Under REPowerEU and the EU Solar Energy Strategy, the EU has proposed to dramatically accelerate the deployment of renewable energy, particularly solar technologies including solar heat which is “particularly suitable” for meeting today’s energy challenges. The plan includes an increased target for renewables (45%), a Solar Rooftop Initiative, shortened and simplified permitting procedures, and a large-scale skills partnership under the Pact for Skills. Other new provisions include digitalisation investments (i.e. smart grids) to enable higher system performance and efficient integration of decentralized solar installations in distribution networks. All efforts as part of the plan are centred around the need to triple the current level of heat generation capacity from solar thermal by 2030, thereby surpassing 110 GWth of solar heat in Europe.

Digitalisation is an important aspect of REPowerEU. Devices such as batteries and heat pumps can only contribute to the integration of solar electricity into the energy system if they can effectively communicate with each other and with solar energy systems. This interoperability can be facilitated through measures such as standardisation, or open-source solutions for digital connectivity. The EU Solar Energy Strategy recognizes the need to “foster a level playing field for energy solutions and services, while putting the user in control of data collection and sharing to third-party service providers.” It therefore encourages research and innovation projects to jointly develop interoperability and data sharing solutions. It also references the upcoming Digitalisation of Energy Action Plan which will support interoperability for a wide range of energy consuming, producing and storage devices.

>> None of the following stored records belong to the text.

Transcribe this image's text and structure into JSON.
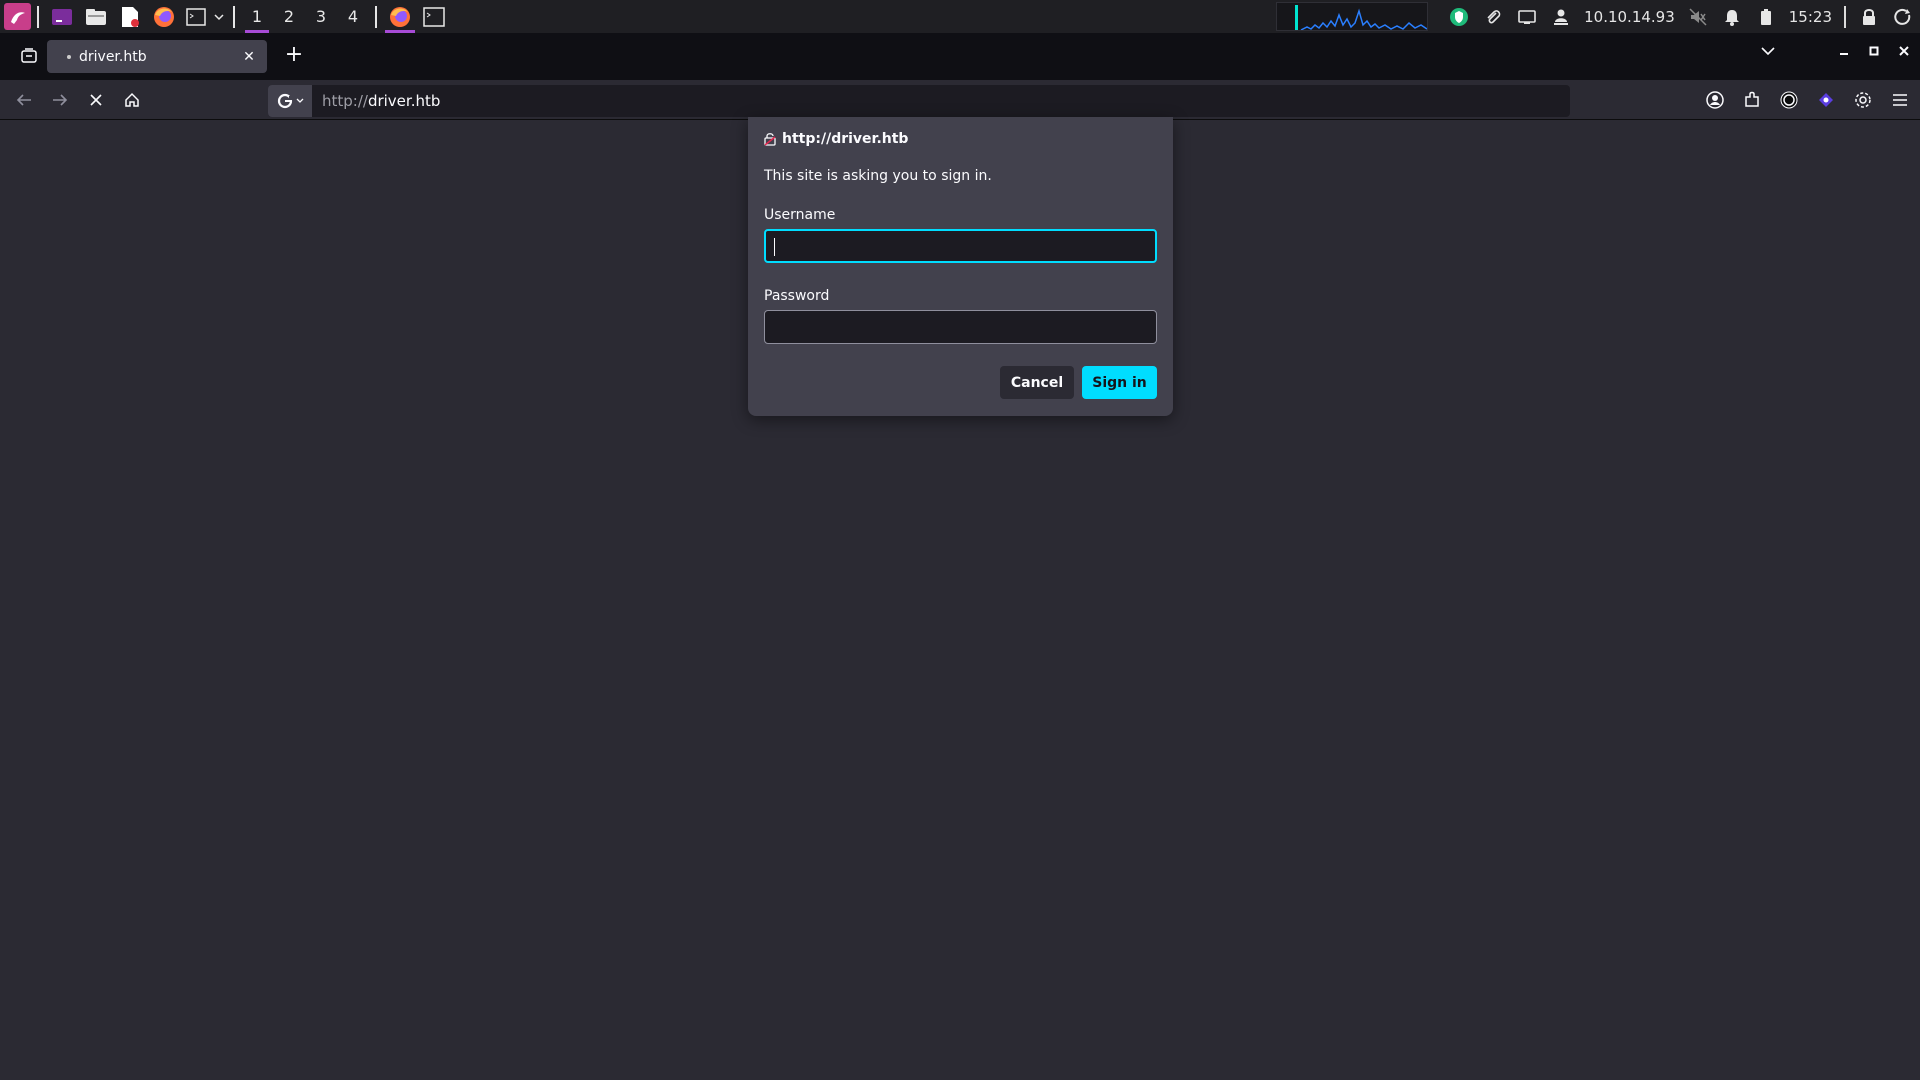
{
  "panel": {
    "workspaces": [
      "1",
      "2",
      "3",
      "4"
    ],
    "active_workspace": "1",
    "ip_address": "10.10.14.93",
    "clock": "15:23",
    "icons": {
      "menu": "kali-dragon-icon",
      "terminal_app": "terminal-icon",
      "files_app": "folder-icon",
      "editor_app": "text-editor-icon",
      "browser_app": "firefox-icon",
      "vpn": "vpn-shield-icon",
      "clip": "paperclip-icon",
      "display": "monitor-icon",
      "network": "network-user-icon",
      "volume": "volume-muted-icon",
      "notifications": "bell-icon",
      "battery": "battery-icon",
      "lock": "lock-icon",
      "power": "power-icon"
    }
  },
  "browser": {
    "tab_title": "driver.htb",
    "url_scheme": "http://",
    "url_host": "driver.htb",
    "accent": "#00ddff"
  },
  "dialog": {
    "origin": "http://driver.htb",
    "message": "This site is asking you to sign in.",
    "username_label": "Username",
    "username_value": "",
    "password_label": "Password",
    "password_value": "",
    "cancel_label": "Cancel",
    "signin_label": "Sign in"
  }
}
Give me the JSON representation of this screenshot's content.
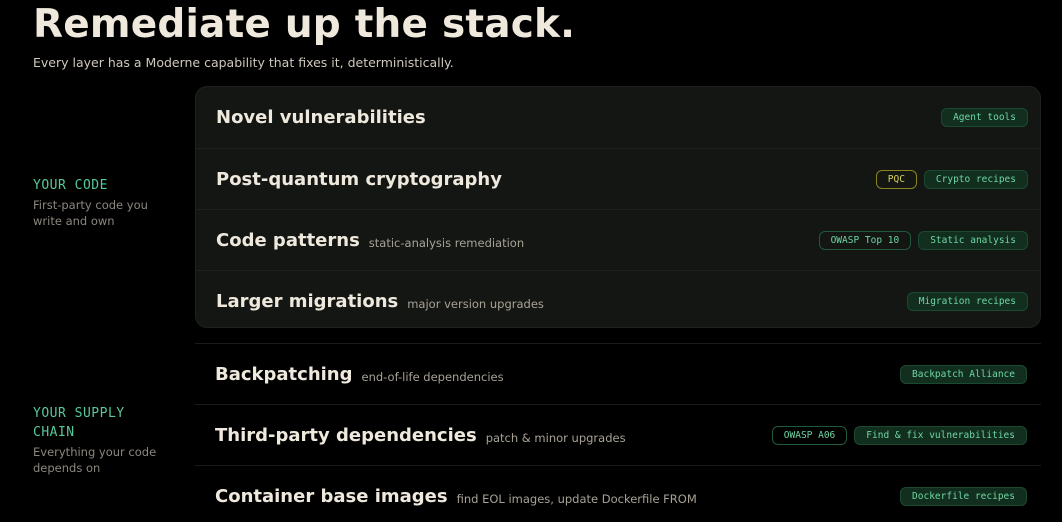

The main challenge is to quickly deploy available solutions that can provide renewable heat to EU’s buildings and industries. The plan acknowledges that potential of solar heat for industrial processes is still “largely untapped” due to, in part, administrative hurdles and the gap between the payback times of investments and the financial requirements of most industrial actors. All these measures to ensure innovation in solar thermal require adequate financial support; the upcoming 2023-2024 work programme will include a flagship initiative to support solar energy research and innovation.